# ChAII inference notebook

This notebook is a continuation of the [ChAII-1 Starter Notebook](https://www.kaggle.com/deeplearning10/chaii-1-starter-notebook?scriptVersionId=71032838) and will be used for inference and submitting to the competition.

We will use the output of the starter notebook, i.e. trained model as an input of this notebook.

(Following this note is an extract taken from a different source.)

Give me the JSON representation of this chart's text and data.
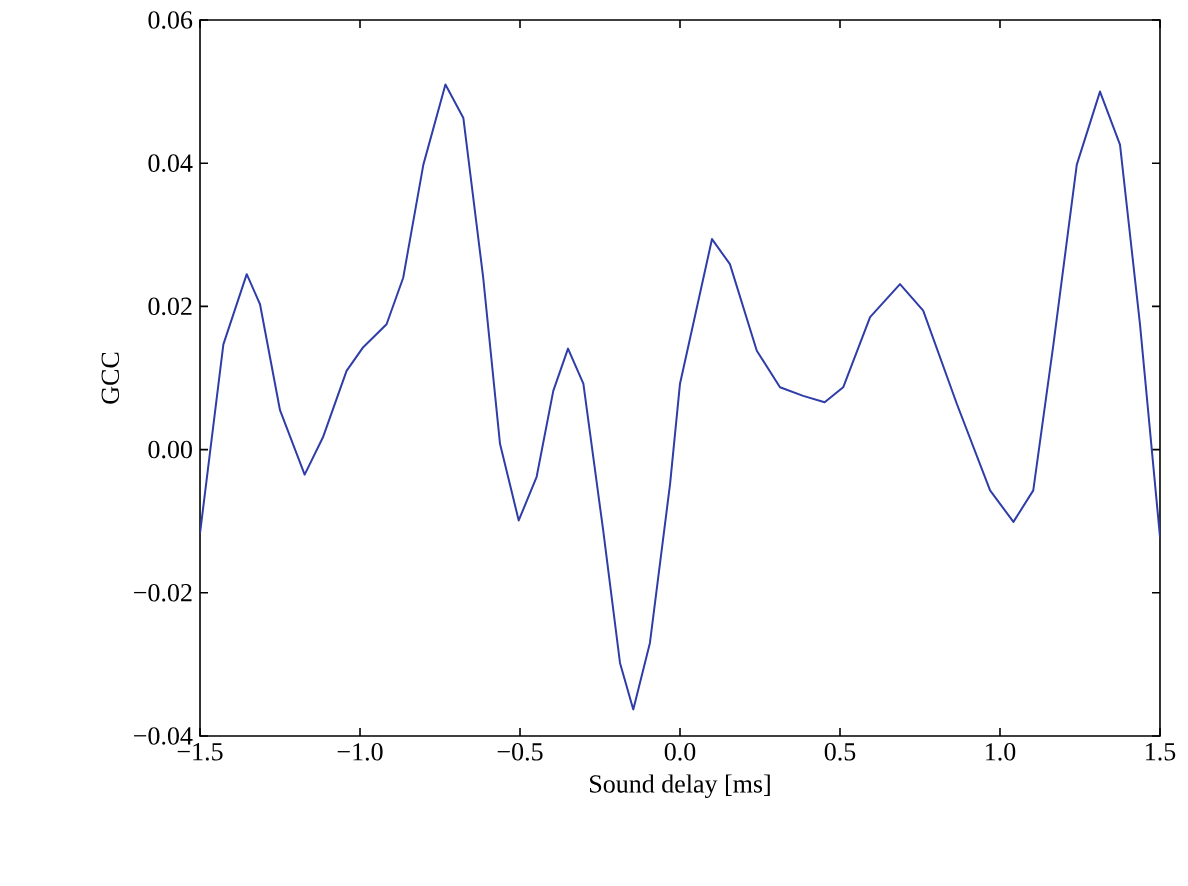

To do this, click on Add data button, select Notebook Output Files option and upload from ChAII-1 Starter Notebook. 
You can also upload the model trained locally and use it for inference. 

In [None]:
import sys
print(sys.path)

In [None]:
import sys
sys.path.append("/kaggle/working/chaii-packages")

In [None]:
%%bash
mkdir /kaggle/working/chaii-packages
cd /kaggle/working/chaii-packages
cp /kaggle/input/external-packages/* /kaggle/working/chaii-packages
mv ./botocore-1.21.17.xyz ./botocore-1.21.17.tar.gz
mv ./jieba-0.42.1.xyz ./jieba-0.42.1.tar.gz
mv ./seqeval-1.2.2.xyz ./seqeval-1.2.2.tar.gz
# Copy saved model from training notebook to /kaggle/working directory
mkdir /kaggle/working/saved-model
# Change this line to the name of your trained model
cp -r /kaggle/input/chaii-output/outputs-temp/* /kaggle/working/saved-model

In [None]:
%%bash
# First, we need to install required dependencies. Instead of running their install_tools.sh, run this cell, which has a few minor modifications. This may take a few minutes to run.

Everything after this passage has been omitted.